Palestras e cursos com temas variados (foto: Arquivo Pessoal/ Eliana Garcia)

Antes de contar sobre o Encontro de Cicloturismo, faço um brevíssimo resumo da evolução do cicloturismo no Brasil para acompanhar como chegamos até aqui, num evento que reuniu entusiastas de norte a sul do país, com participantes de mais de dez estados diferentes.
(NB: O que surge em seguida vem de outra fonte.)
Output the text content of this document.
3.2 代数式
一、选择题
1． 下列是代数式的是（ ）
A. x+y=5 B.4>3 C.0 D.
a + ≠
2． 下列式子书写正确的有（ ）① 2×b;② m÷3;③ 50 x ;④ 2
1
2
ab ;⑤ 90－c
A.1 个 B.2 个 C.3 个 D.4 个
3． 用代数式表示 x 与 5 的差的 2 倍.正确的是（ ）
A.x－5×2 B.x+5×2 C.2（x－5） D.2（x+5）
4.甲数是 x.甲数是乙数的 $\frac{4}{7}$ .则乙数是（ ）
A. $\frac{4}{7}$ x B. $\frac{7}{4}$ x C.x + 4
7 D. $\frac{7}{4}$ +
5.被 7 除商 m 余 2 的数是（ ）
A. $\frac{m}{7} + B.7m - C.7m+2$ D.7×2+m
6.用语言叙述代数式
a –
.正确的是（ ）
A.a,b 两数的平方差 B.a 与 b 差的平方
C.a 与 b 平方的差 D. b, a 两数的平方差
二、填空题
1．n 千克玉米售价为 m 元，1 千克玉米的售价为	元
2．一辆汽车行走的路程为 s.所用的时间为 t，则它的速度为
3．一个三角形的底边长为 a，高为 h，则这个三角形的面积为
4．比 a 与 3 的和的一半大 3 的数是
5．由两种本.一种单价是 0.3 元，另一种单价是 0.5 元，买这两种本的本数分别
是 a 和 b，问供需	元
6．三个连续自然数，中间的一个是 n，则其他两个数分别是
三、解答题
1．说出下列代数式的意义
Desde que as primeiras bicicletas (ou melhor velocipedias) desembarcaram no Brasil, mais especificamente no Rio de Janeiro, já começaram a ser realizados os primeiros passeios com intuito de lazer e integração, aos finais de semana. Isso é bem descrito no livro “Pedalando na Modernidade”, de André Schetino (veja mais no site do Clube de Cicloturismo). Ou seja, aqui no Brasil, como no resto do mundo, uma das primeiras utilizações da bicicleta que se tem notícia foi para passeios, hoje conhecido por nós com o nome de cicloturismo. Saber quem foi o primeiro, ou primeira, cicloturista do Brasil a realizar grandes distâncias com pernoites já é tarefa mais complicada, que vai exigir uma pesquisa direta na fonte, em jornais e arquivos da época. E até onde sabemos ninguém ainda produziu tal pesquisa no país.

Desde estes dias até hoje, inúmeros aventureiros se lançaram na estrada, com as bicicletas e equipamentos disponíveis à época de cada um. Um destes que se tem registro foi em 1927, um baiano que foi de Salvador até Nova York em dois anos. Nestes tempos bicicleta era ainda “bicycletta”.

Nos anos 70, com a fabricação das bicicletas tipo de estrada, Caloi 10 e Monark 10, contando com as então surpreendentes e modernas 10 marchas, mais gente se lançou à estrada. No início dos anos 80 surgiram os primeiros nomes famosos, com viagens internacionais, entre eles o mineiro Zé do Pedal (até hoje na ativa, cruzou recentemente a África num kart a pedal).

Explorar novas regiões – Mas o cicloturismo ganhou força mesmo foi com a chegada das bicicletas mountain-bike, no final dos anos 80. Aí sim as estradas de terra puderam ser aproveitadas e as regiões mais afastadas exploradas. Circulava nesta época a extinta Revista Bicisport, que trazia sempre algum artigo de viagem (minha primeira publicação foi na Bicisport em 1989, com uma viagem pela Transpantaneira e Chapada dos Guimarães). O próprio termo cicloturismo foi sedimentado neste período.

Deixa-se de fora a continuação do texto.